One day (before Thanksgiving) she walked by a department store in which the display window had jumbled together Santa Claus, someone who may have been intended to represent the inn-keeper, Mary, Joseph, cows, sheep, donkeys, camels, shepherds kneeling side by side with three imposing Kings, various sized angels singing while the little Drummer Boy played energetically for a blond-haired Christ Child lying in the manger.

My friend who shares my passion for the meaning of the Old Texts called me to share her irritation. “How can we expect people to have any historical sense of the Christmas story when we do things like that?” she fumed.
“We can’t,” I agreed.

“Well, at our house things are going to be more accurate,” she said firmly, and added, “I have an idea. I’ll call you after I get Advent things put together for the kids, and you come see what you think.”

What I found when I went to visit was amusing and instructive: the wise men, looking like ordinary people (not a gold crown to be seen) along with their servants and luggage, their donkeys and ill-tempered camels were all assembled on a packing case in a far corner of the garage.  

The nativity scene and the advent candles were, as usual, beautifully present on the table in front of the east window in the living room. (No Christ child to be seen, however.)

Her five-year-old granddaughter Gina explained the garage scene carefully to me. 

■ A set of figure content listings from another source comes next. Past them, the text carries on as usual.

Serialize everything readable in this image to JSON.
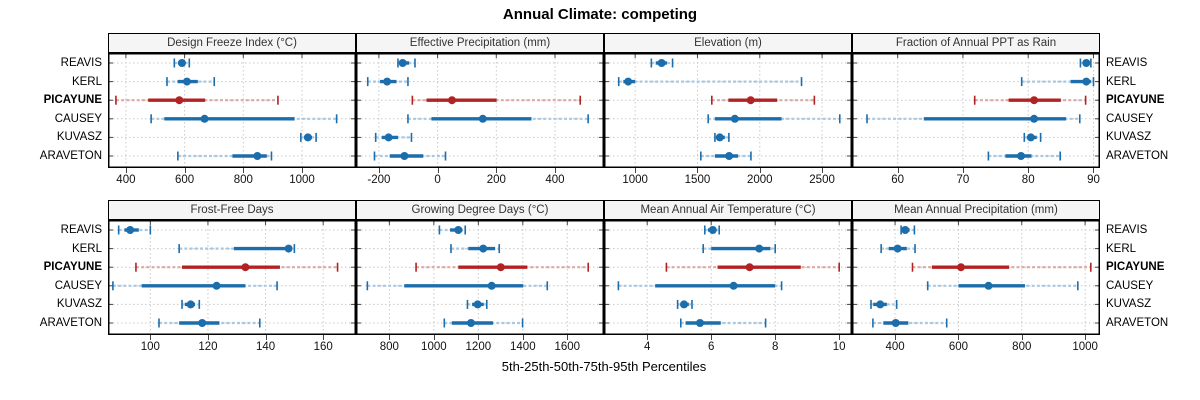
{
  "title": "Annual Climate: competing",
  "xlabel": "5th-25th-50th-75th-95th Percentiles",
  "percentile_levels": [
    5,
    25,
    50,
    75,
    95
  ],
  "stations": [
    {
      "name": "REAVIS",
      "highlight": false
    },
    {
      "name": "KERL",
      "highlight": false
    },
    {
      "name": "PICAYUNE",
      "highlight": true
    },
    {
      "name": "CAUSEY",
      "highlight": false
    },
    {
      "name": "KUVASZ",
      "highlight": false
    },
    {
      "name": "ARAVETON",
      "highlight": false
    }
  ],
  "colors": {
    "series": "#1c6dac",
    "series_light": "#a9c8e2",
    "highlight": "#b22222",
    "highlight_light": "#dcaaa6",
    "grid": "#c9c9c9",
    "strip_bg": "#f5f5f5",
    "border": "#000000",
    "tick": "#444444"
  },
  "chart_data": {
    "type": "dot-whisker-trellis",
    "layout": {
      "rows": 2,
      "cols": 4
    },
    "note": "each series row = [p5,p25,p50,p75,p95] per station in stations order",
    "panels": [
      {
        "title": "Design Freeze Index (°C)",
        "xlim": [
          339,
          1184
        ],
        "ticks": [
          400,
          600,
          800,
          1000
        ],
        "series": [
          [
            565,
            578,
            591,
            603,
            616
          ],
          [
            540,
            576,
            608,
            645,
            701
          ],
          [
            366,
            476,
            582,
            670,
            918
          ],
          [
            486,
            531,
            668,
            975,
            1118
          ],
          [
            996,
            1008,
            1020,
            1034,
            1048
          ],
          [
            577,
            763,
            848,
            880,
            896
          ]
        ]
      },
      {
        "title": "Effective Precipitation (mm)",
        "xlim": [
          -278,
          567
        ],
        "ticks": [
          -200,
          0,
          200,
          400
        ],
        "series": [
          [
            -135,
            -124,
            -119,
            -97,
            -77
          ],
          [
            -238,
            -196,
            -172,
            -140,
            -101
          ],
          [
            -86,
            -38,
            49,
            201,
            486
          ],
          [
            -101,
            -21,
            154,
            320,
            513
          ],
          [
            -211,
            -190,
            -167,
            -135,
            -89
          ],
          [
            -215,
            -163,
            -113,
            -49,
            27
          ]
        ]
      },
      {
        "title": "Elevation (m)",
        "xlim": [
          750,
          2740
        ],
        "ticks": [
          1000,
          1500,
          2000,
          2500
        ],
        "series": [
          [
            1130,
            1165,
            1212,
            1255,
            1300
          ],
          [
            868,
            905,
            944,
            1000,
            2335
          ],
          [
            1615,
            1748,
            1927,
            2140,
            2438
          ],
          [
            1586,
            1640,
            1800,
            2175,
            2642
          ],
          [
            1640,
            1660,
            1679,
            1720,
            1752
          ],
          [
            1527,
            1640,
            1754,
            1826,
            1929
          ]
        ]
      },
      {
        "title": "Fraction of Annual PPT as Rain",
        "xlim": [
          53,
          91
        ],
        "ticks": [
          60,
          70,
          80,
          90
        ],
        "series": [
          [
            88,
            88.4,
            88.9,
            89.3,
            89.6
          ],
          [
            79,
            86.5,
            88.9,
            89.6,
            90
          ],
          [
            71.8,
            77,
            80.9,
            85,
            88.8
          ],
          [
            55.3,
            64,
            80.9,
            85.8,
            87.9
          ],
          [
            79.4,
            80,
            80.4,
            81.3,
            81.9
          ],
          [
            73.9,
            76.5,
            78.9,
            80.5,
            84.9
          ]
        ]
      },
      {
        "title": "Frost-Free Days",
        "xlim": [
          85.3,
          171.4
        ],
        "ticks": [
          100,
          120,
          140,
          160
        ],
        "series": [
          [
            89,
            91,
            93,
            96,
            100
          ],
          [
            110,
            129,
            148,
            149,
            150
          ],
          [
            95,
            111,
            133,
            145,
            165
          ],
          [
            87,
            97,
            123,
            133,
            144
          ],
          [
            111,
            112,
            114,
            115.5,
            117
          ],
          [
            103,
            110,
            118,
            124,
            138
          ]
        ]
      },
      {
        "title": "Growing Degree Days (°C)",
        "xlim": [
          650,
          1765
        ],
        "ticks": [
          800,
          1000,
          1200,
          1400,
          1600
        ],
        "series": [
          [
            1025,
            1073,
            1110,
            1128,
            1141
          ],
          [
            1077,
            1155,
            1222,
            1275,
            1294
          ],
          [
            920,
            1110,
            1301,
            1420,
            1694
          ],
          [
            701,
            867,
            1260,
            1402,
            1510
          ],
          [
            1151,
            1172,
            1197,
            1224,
            1238
          ],
          [
            1047,
            1081,
            1167,
            1266,
            1399
          ]
        ]
      },
      {
        "title": "Mean Annual Air Temperature (°C)",
        "xlim": [
          2.65,
          10.4
        ],
        "ticks": [
          4,
          6,
          8,
          10
        ],
        "series": [
          [
            5.8,
            5.9,
            6.05,
            6.15,
            6.25
          ],
          [
            5.75,
            6,
            7.5,
            7.85,
            8
          ],
          [
            4.6,
            6.2,
            7.2,
            8.8,
            10
          ],
          [
            3.1,
            4.25,
            6.7,
            8,
            8.2
          ],
          [
            4.95,
            5.05,
            5.15,
            5.3,
            5.4
          ],
          [
            5.05,
            5.2,
            5.65,
            6.3,
            7.7
          ]
        ]
      },
      {
        "title": "Mean Annual Precipitation (mm)",
        "xlim": [
          264,
          1047
        ],
        "ticks": [
          400,
          600,
          800,
          1000
        ],
        "series": [
          [
            419,
            425,
            432,
            446,
            461
          ],
          [
            356,
            380,
            408,
            437,
            463
          ],
          [
            455,
            516,
            608,
            760,
            1018
          ],
          [
            503,
            600,
            695,
            810,
            977
          ],
          [
            324,
            331,
            353,
            374,
            405
          ],
          [
            330,
            363,
            402,
            442,
            563
          ]
        ]
      }
    ]
  }
}
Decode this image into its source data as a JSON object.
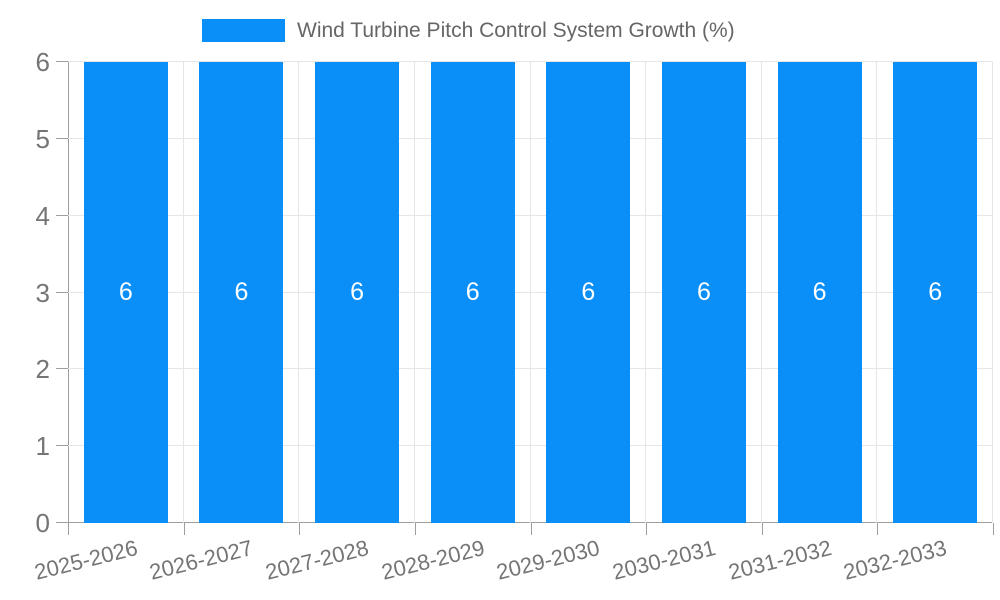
{
  "chart_data": {
    "type": "bar",
    "title": "",
    "legend": {
      "position": "top-center",
      "label": "Wind Turbine Pitch Control System Growth (%)"
    },
    "categories": [
      "2025-2026",
      "2026-2027",
      "2027-2028",
      "2028-2029",
      "2029-2030",
      "2030-2031",
      "2031-2032",
      "2032-2033"
    ],
    "series": [
      {
        "name": "Wind Turbine Pitch Control System Growth (%)",
        "values": [
          6,
          6,
          6,
          6,
          6,
          6,
          6,
          6
        ]
      }
    ],
    "bar_value_labels": [
      "6",
      "6",
      "6",
      "6",
      "6",
      "6",
      "6",
      "6"
    ],
    "xlabel": "",
    "ylabel": "",
    "ylim": [
      0,
      6
    ],
    "yticks": [
      0,
      1,
      2,
      3,
      4,
      5,
      6
    ],
    "grid": true,
    "x_label_rotation_deg": -14
  },
  "colors": {
    "bar": "#0a8ff8",
    "grid": "#e6e6e6",
    "axis": "#9e9e9e",
    "tick_text": "#757575",
    "legend_text": "#666666",
    "bar_label": "#ffffff",
    "background": "#ffffff"
  }
}
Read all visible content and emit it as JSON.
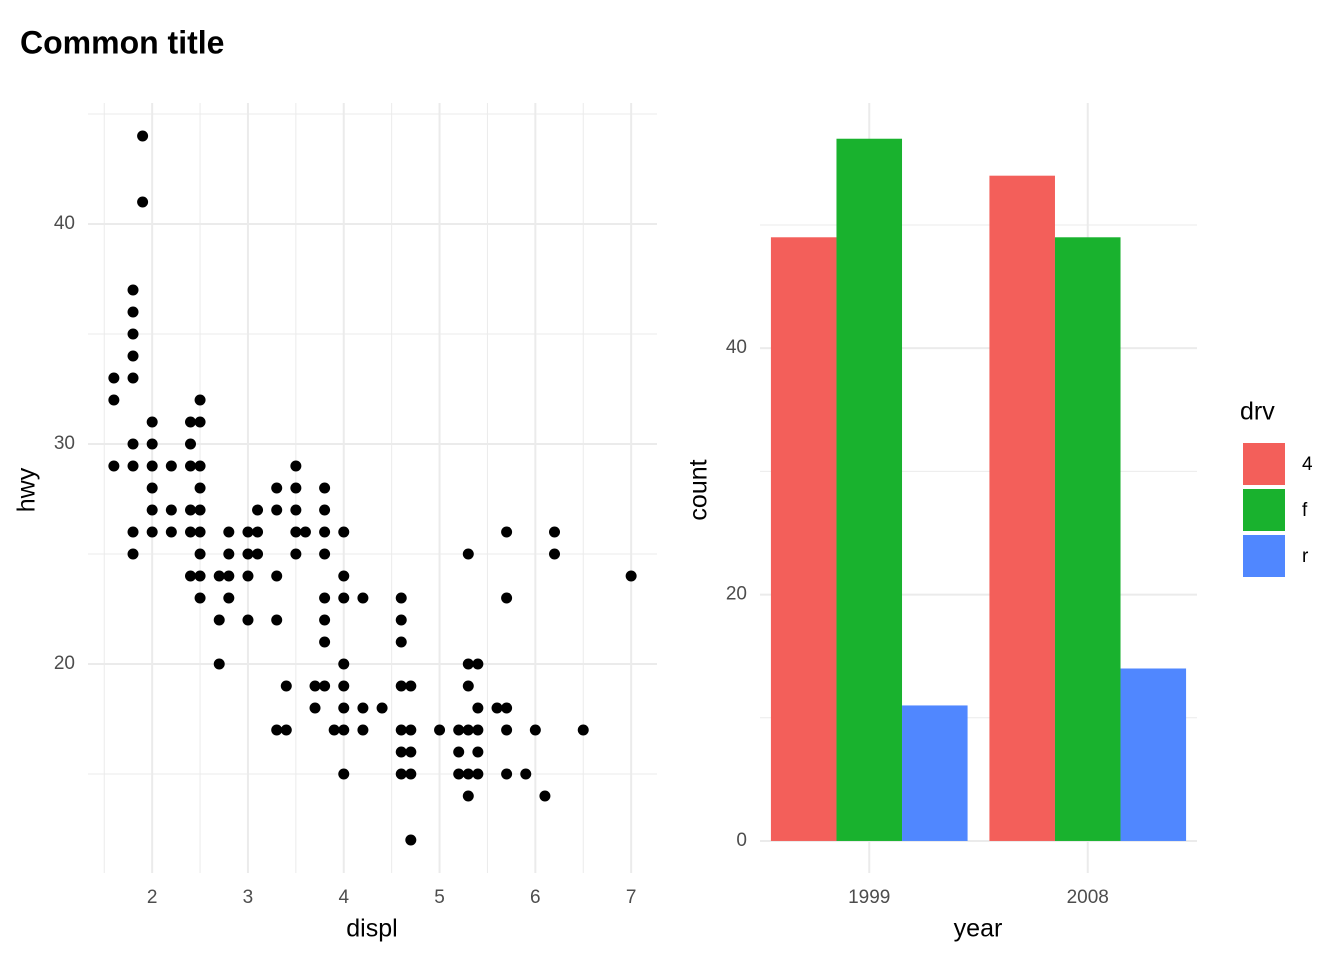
{
  "title": "Common title",
  "chart_data": [
    {
      "type": "scatter",
      "x_label": "displ",
      "y_label": "hwy",
      "color": "#000000",
      "xlim": [
        1.33,
        7.27
      ],
      "ylim": [
        10.5,
        45.5
      ],
      "xticks": [
        2,
        3,
        4,
        5,
        6,
        7
      ],
      "yticks": [
        20,
        30,
        40
      ],
      "x_minor_grid": [
        1.5,
        2.5,
        3.5,
        4.5,
        5.5,
        6.5
      ],
      "y_minor_grid": [
        15,
        25,
        35,
        45
      ],
      "grid": true,
      "x": [
        1.6,
        1.6,
        1.6,
        1.8,
        1.8,
        1.8,
        1.8,
        1.8,
        1.8,
        1.8,
        1.8,
        1.8,
        1.9,
        1.9,
        2.0,
        2.0,
        2.0,
        2.0,
        2.0,
        2.0,
        2.2,
        2.2,
        2.2,
        2.4,
        2.4,
        2.4,
        2.4,
        2.4,
        2.4,
        2.5,
        2.5,
        2.5,
        2.5,
        2.5,
        2.5,
        2.5,
        2.5,
        2.5,
        2.7,
        2.7,
        2.7,
        2.8,
        2.8,
        2.8,
        2.8,
        3.0,
        3.0,
        3.0,
        3.0,
        3.1,
        3.1,
        3.1,
        3.3,
        3.3,
        3.3,
        3.3,
        3.3,
        3.4,
        3.4,
        3.5,
        3.5,
        3.5,
        3.5,
        3.5,
        3.6,
        3.7,
        3.7,
        3.8,
        3.8,
        3.8,
        3.8,
        3.8,
        3.8,
        3.8,
        3.8,
        3.9,
        4.0,
        4.0,
        4.0,
        4.0,
        4.0,
        4.0,
        4.0,
        4.0,
        4.2,
        4.2,
        4.2,
        4.4,
        4.6,
        4.6,
        4.6,
        4.6,
        4.6,
        4.6,
        4.6,
        4.7,
        4.7,
        4.7,
        4.7,
        4.7,
        5.0,
        5.2,
        5.2,
        5.2,
        5.3,
        5.3,
        5.3,
        5.3,
        5.3,
        5.3,
        5.4,
        5.4,
        5.4,
        5.4,
        5.4,
        5.6,
        5.7,
        5.7,
        5.7,
        5.7,
        5.7,
        5.9,
        6.0,
        6.1,
        6.2,
        6.2,
        6.5,
        7.0
      ],
      "y": [
        33,
        32,
        29,
        37,
        36,
        35,
        34,
        33,
        30,
        29,
        26,
        25,
        44,
        41,
        31,
        30,
        29,
        28,
        27,
        26,
        29,
        27,
        26,
        31,
        30,
        29,
        27,
        26,
        24,
        32,
        31,
        29,
        28,
        27,
        26,
        25,
        24,
        23,
        24,
        22,
        20,
        26,
        25,
        24,
        23,
        26,
        25,
        24,
        22,
        27,
        26,
        25,
        28,
        27,
        24,
        22,
        17,
        19,
        17,
        29,
        28,
        27,
        26,
        25,
        26,
        19,
        18,
        28,
        27,
        26,
        25,
        23,
        22,
        21,
        19,
        17,
        26,
        24,
        23,
        20,
        19,
        18,
        17,
        15,
        23,
        18,
        17,
        18,
        23,
        22,
        21,
        19,
        17,
        16,
        15,
        19,
        17,
        16,
        15,
        12,
        17,
        17,
        16,
        15,
        25,
        20,
        19,
        17,
        15,
        14,
        20,
        18,
        17,
        16,
        15,
        18,
        26,
        23,
        18,
        17,
        15,
        15,
        17,
        14,
        26,
        25,
        17,
        24
      ]
    },
    {
      "type": "bar",
      "x_label": "year",
      "y_label": "count",
      "legend_title": "drv",
      "categories": [
        "1999",
        "2008"
      ],
      "ylim": [
        -2.6,
        59.9
      ],
      "yticks": [
        0,
        20,
        40
      ],
      "y_minor_grid": [
        10,
        30,
        50
      ],
      "grid": true,
      "series": [
        {
          "name": "4",
          "color": "#f35f5a",
          "values": [
            49,
            54
          ]
        },
        {
          "name": "f",
          "color": "#19b22e",
          "values": [
            57,
            49
          ]
        },
        {
          "name": "r",
          "color": "#5087ff",
          "values": [
            11,
            14
          ]
        }
      ]
    }
  ]
}
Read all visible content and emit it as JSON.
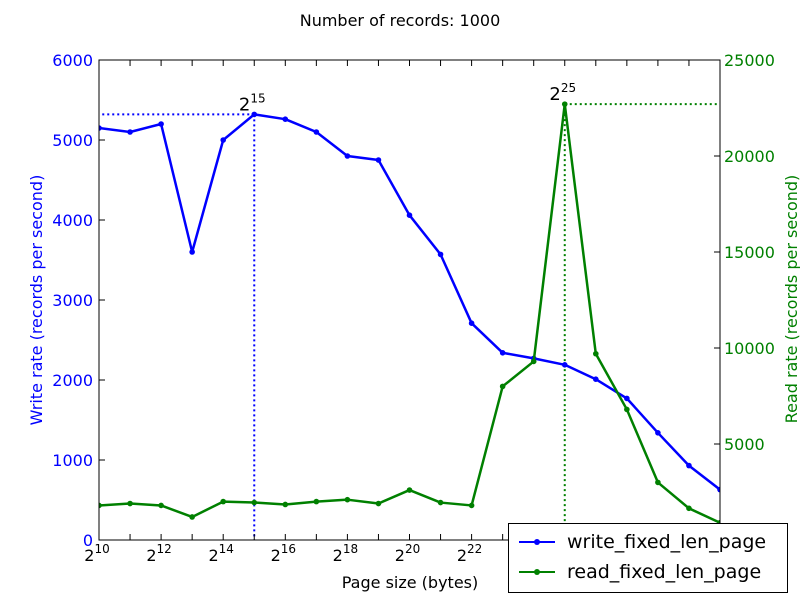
{
  "chart_data": {
    "type": "line",
    "title": "Number of records: 1000",
    "xlabel": "Page size (bytes)",
    "ylabel_left": "Write rate (records per second)",
    "ylabel_right": "Read rate (records per second)",
    "x_scale": "log2",
    "x_base": "2",
    "x_tick_exponents": [
      "10",
      "12",
      "14",
      "16",
      "18",
      "20",
      "22"
    ],
    "x_exponents": [
      10,
      11,
      12,
      13,
      14,
      15,
      16,
      17,
      18,
      19,
      20,
      21,
      22,
      23,
      24,
      25,
      26,
      27,
      28,
      29,
      30
    ],
    "ylim_left": [
      0,
      6000
    ],
    "ylim_right": [
      0,
      25000
    ],
    "yticks_left": [
      "0",
      "1000",
      "2000",
      "3000",
      "4000",
      "5000",
      "6000"
    ],
    "yticks_right": [
      "5000",
      "10000",
      "15000",
      "20000",
      "25000"
    ],
    "colors": {
      "write": "#0000ff",
      "read": "#008000"
    },
    "series": [
      {
        "name": "write_fixed_len_page",
        "axis": "left",
        "values": [
          5150,
          5100,
          5200,
          3600,
          5000,
          5320,
          5260,
          5100,
          4800,
          4750,
          4060,
          3570,
          2710,
          2340,
          2270,
          2190,
          2010,
          1770,
          1340,
          930,
          630
        ]
      },
      {
        "name": "read_fixed_len_page",
        "axis": "right",
        "values": [
          1800,
          1900,
          1800,
          1200,
          2000,
          1950,
          1850,
          2000,
          2100,
          1900,
          2600,
          1950,
          1800,
          8000,
          9300,
          22700,
          9700,
          6800,
          3000,
          1650,
          900
        ]
      }
    ],
    "annotations": [
      {
        "label_base": "2",
        "label_exp": "15",
        "x_exp": 15,
        "axis": "left",
        "y": 5320,
        "color": "#0000ff",
        "direction": "left"
      },
      {
        "label_base": "2",
        "label_exp": "25",
        "x_exp": 25,
        "axis": "right",
        "y": 22700,
        "color": "#008000",
        "direction": "right"
      }
    ],
    "legend_position": "lower right"
  }
}
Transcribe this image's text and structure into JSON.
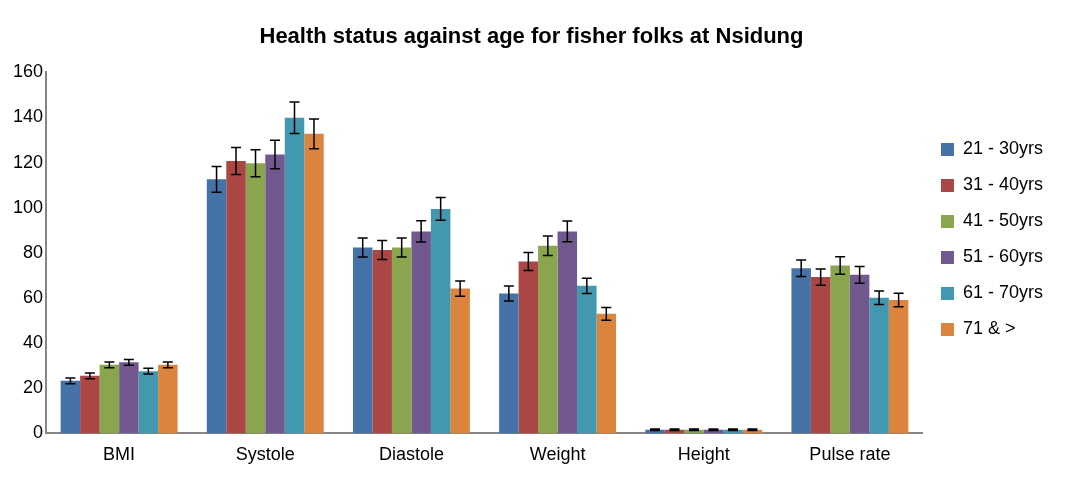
{
  "chart_data": {
    "type": "bar",
    "title": "Health status against age for fisher folks at Nsidung",
    "categories": [
      "BMI",
      "Systole",
      "Diastole",
      "Weight",
      "Height",
      "Pulse rate"
    ],
    "series": [
      {
        "name": "21 - 30yrs",
        "color": "#4572a7",
        "values": [
          23.3,
          112.6,
          82.4,
          62,
          1.6,
          73.2
        ],
        "errors": [
          1.3,
          5.7,
          4.2,
          3.3,
          0.3,
          3.7
        ]
      },
      {
        "name": "31 - 40yrs",
        "color": "#aa4643",
        "values": [
          25.5,
          120.7,
          81.3,
          76.2,
          1.6,
          69.3
        ],
        "errors": [
          1.3,
          6,
          4.2,
          4,
          0.3,
          3.6
        ]
      },
      {
        "name": "41 - 50yrs",
        "color": "#89a54e",
        "values": [
          30.4,
          119.7,
          82.4,
          83.2,
          1.6,
          74.4
        ],
        "errors": [
          1.3,
          6,
          4.2,
          4.3,
          0.3,
          3.9
        ]
      },
      {
        "name": "51 - 60yrs",
        "color": "#71588f",
        "values": [
          31.5,
          123.6,
          89.5,
          89.5,
          1.6,
          70.3
        ],
        "errors": [
          1.3,
          6.3,
          4.7,
          4.6,
          0.3,
          3.7
        ]
      },
      {
        "name": "61 - 70yrs",
        "color": "#4198af",
        "values": [
          27.6,
          139.9,
          99.5,
          65.4,
          1.6,
          60.1
        ],
        "errors": [
          1.3,
          7,
          5,
          3.4,
          0.3,
          3
        ]
      },
      {
        "name": "71 & >",
        "color": "#db843d",
        "values": [
          30.4,
          132.8,
          64.2,
          53,
          1.6,
          59.1
        ],
        "errors": [
          1.3,
          6.6,
          3.4,
          2.8,
          0.3,
          3
        ]
      }
    ],
    "ylim": [
      0,
      160
    ],
    "yticks": [
      0,
      20,
      40,
      60,
      80,
      100,
      120,
      140,
      160
    ],
    "grid": false,
    "legend": "right"
  }
}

“These people are coming to see Jesus too, but they have to come a long way and it will take them a long time. Tomorrow Grams and I will move them over there to that shelf to show that they’re coming as fast as they can to see Jesus too.”

We then adjourned the garage to visit the other figures in the living room. 

She saw me glance at the empty crèche, then hurried to explain.  

“Jesus is in the piano bench, because He’s not born yet.  We’ll put Him out on Christmas Day.” 

We stood together quietly looking at the figures arranged to tell the old, old, story.  

Then she added confidently, “You know those people in the garage? Grams said that God gave them a star so they wouldn’t get lost. They’ll be here too.”

G.K. Chesterton wrote once that our perennial spiritual and psychological task is to learn to look at things familiar until they become unfamiliar again.

Epiphany calls us to learn again to see God in the ordinary, to wait and wonder about His purpose and sense His presence.

Epiphany exercise:

Take the figures out of your nativity set that represent the wise men and their camels and find some boxes for luggage and figures for stubborn donkeys and quarrelsome camels (cute and pretty NOT permitted). They were strangers, you know, and doubtless looked rather odd.

Assemble the whole noisy, untidy bunch of them on some flat surface in the garage. 

Then get out a lawn chair. Sit down and look at these odd travelers. 

Move them a small distance each day, then sit down in the lawn chair again and look at them.

Practice looking until the familiar becomes unfamiliar again.

It was a strange journey and a dangerous road home. 

How does this story make clearer the journey of your life?